Hamburg. Rieser Tank im Untergeschoss lief aus. Die Folgen für die exzellente Klimaforschung an der Universität und warum die Stadt klagen will.
Es gilt längst als „Elbphilharmonie von Eimsbüttel“, doch bisher gibt es für das neu entstehende Haus der Erde für Hamburgs Spitzenforscher kein Happy End. Nach jahrelangen Bauverzögerungen muss die Inbetriebnahme des Gebäudes an Bundesstraße und Beim Schlump erneut deutlich nach hinten verschoben werden. Der Grund: Ein millionenteurer Wasserschaden im zweiten Untergeschoss, über den das Abendblatt bereits berichtete. „Das ist ein bitterer Rückschlag“, sagte Finanzsenator Andreas Dressel (SPD) am Freitagvormittag auf der Baustelle.

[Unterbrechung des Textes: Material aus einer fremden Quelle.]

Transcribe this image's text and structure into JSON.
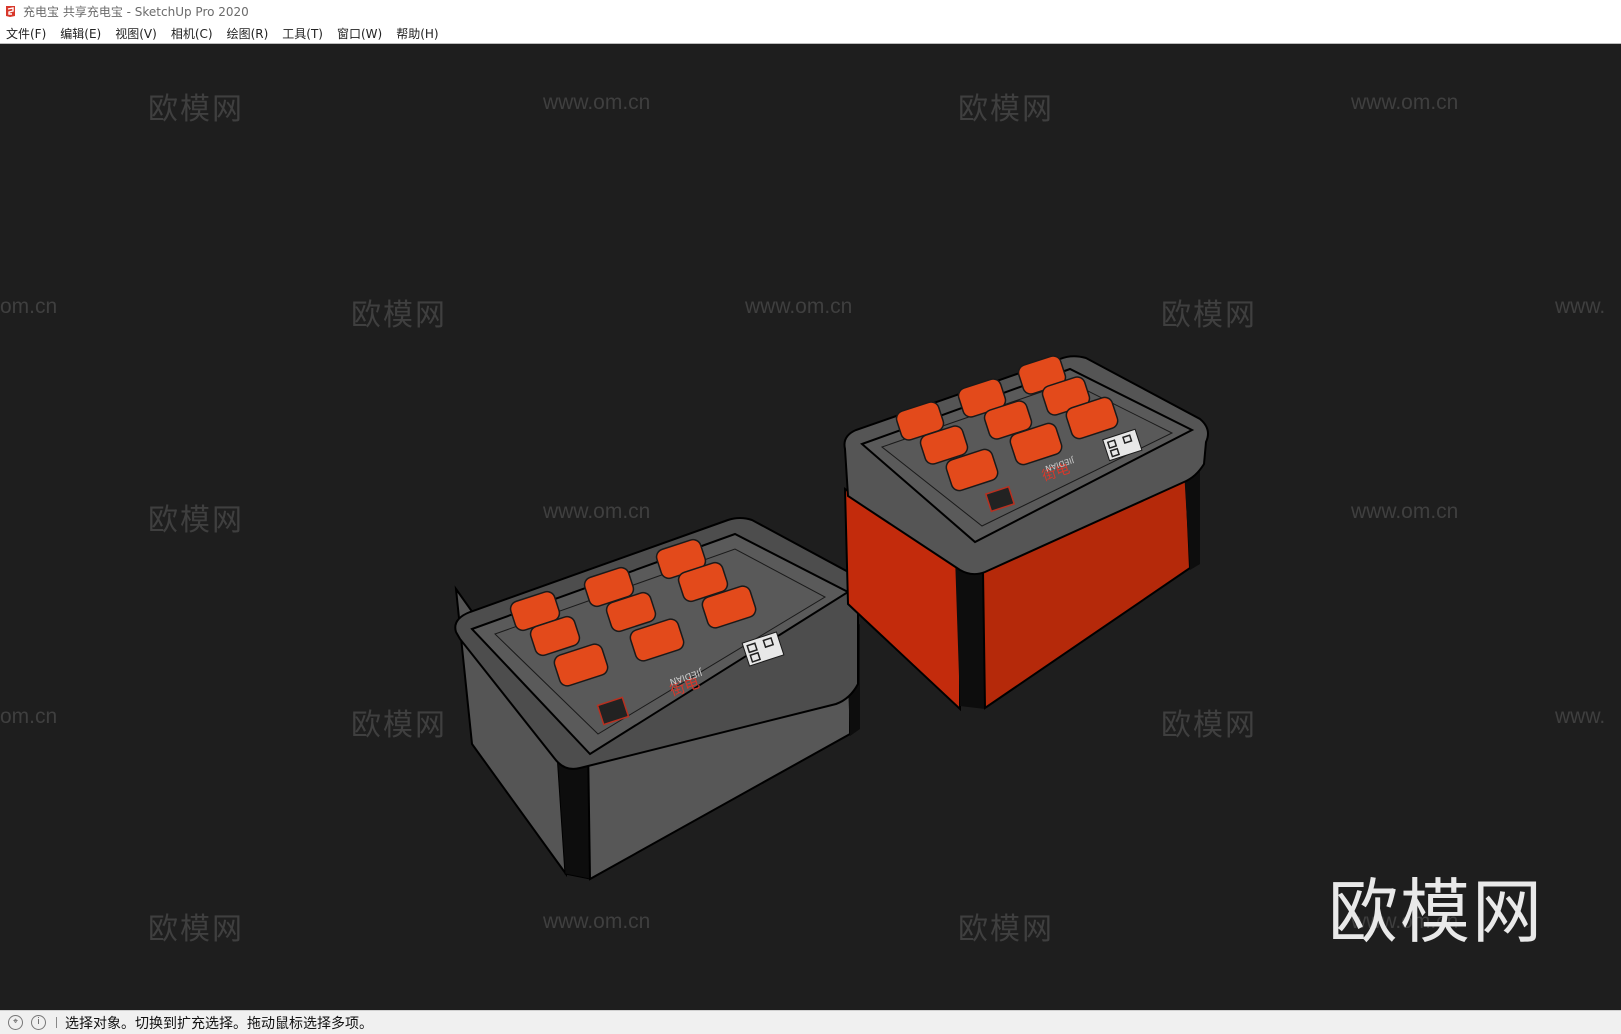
{
  "window": {
    "title": "充电宝 共享充电宝 - SketchUp Pro 2020",
    "app_icon": "sketchup-icon",
    "accent_color": "#d8382b"
  },
  "menu": {
    "items": [
      "文件(F)",
      "编辑(E)",
      "视图(V)",
      "相机(C)",
      "绘图(R)",
      "工具(T)",
      "窗口(W)",
      "帮助(H)"
    ]
  },
  "viewport": {
    "background": "#1e1e1e",
    "watermark_cn": "欧模网",
    "watermark_url": "www.om.cn",
    "watermark_url_partial_left": "om.cn",
    "watermark_url_partial_right": "www.",
    "logo_text": "欧模网",
    "model": {
      "left_unit": {
        "shell_color": "#555555",
        "button_color": "#e34a1b",
        "brand": "JIEDIAN",
        "logo_text": "街电"
      },
      "right_unit": {
        "shell_color": "#c32b0c",
        "button_color": "#e34a1b",
        "brand": "JIEDIAN",
        "logo_text": "街电"
      }
    }
  },
  "statusbar": {
    "icons": [
      "location-icon",
      "info-icon"
    ],
    "text": "选择对象。切换到扩充选择。拖动鼠标选择多项。"
  }
}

Der durchweichte Boden – rund 700 Kubikmeter – muss vollständig ausgekoffert und neuer eingebaut werden. Die Übergabe an die Universität Hamburg werde sich „um mindestens ein Semester“ verzögern, so Dressel. Die Stadt werde alles daran setzen, die Mehrkosten in einer zweistelligen Millionenhöhe von den ausführenden Baufirmen zurückzubekommen.
Universität Hamburg: Haus der Erde noch einmal deutlich später fertig
Das Atrium im Kern des Gebäudes ist lichtdurchflutet. Manche Flächen sind zum Schutz noch abgeklebt, doch die umliegenden Büros im sechsten Stock sehen bereits bezugsfertig aus. Eigentlich. 400 Wissenschaftler und Wissenschaftlerinnen sowie rund 2000 Studierende aus dem Exzellenz-Cluster der Klima- und Erdsystemforschung warten ungeduldig darauf, die Büros, Seminarräume und rund 300 Laborräume in Besitz zu nehmen. Doch das Haus der Erde hat eine ähnlich lange Geschichte von Rückschlägen beim Bau wie die Elbphilharmonie. Und die Kosten, ursprünglich mit 177 Millionen Euro beziffert, stiegen im Laufe der Zeit auf 340 Millionen Euro zuzüglich eines Puffers. Am Freitag gab Finanzsenator Dressel die Kosten nun mit 425 Millionen Euro an – und das ohne die Folgen des Wasserschadens.
Es war im April dieses Jahres, die Arbeiten zur Vorbereitung der Inbetriebnahme liefen bereits, als im zweiten Untergeschoss ein riesiger Tank der Sprinkleranlage befüllt wurde. Er fasst 200.000 Liter Wasser. Nach zwei Tagen fiel auf, dass Wasser auslief – nicht von außen sichtbar, doch der Untergrund war durchfeuchtet. Die Stadt macht dafür eine „fehlerhafte Bauausführung“ verantwortlich. Nach Schätzungen liefen mindestens 40.000 Liter Wasser aus. „Diese Nachricht war ein ziemlicher Schock für uns alle“, sagte Wissenschaftssenatorin Katharina Fegebank (Grüne).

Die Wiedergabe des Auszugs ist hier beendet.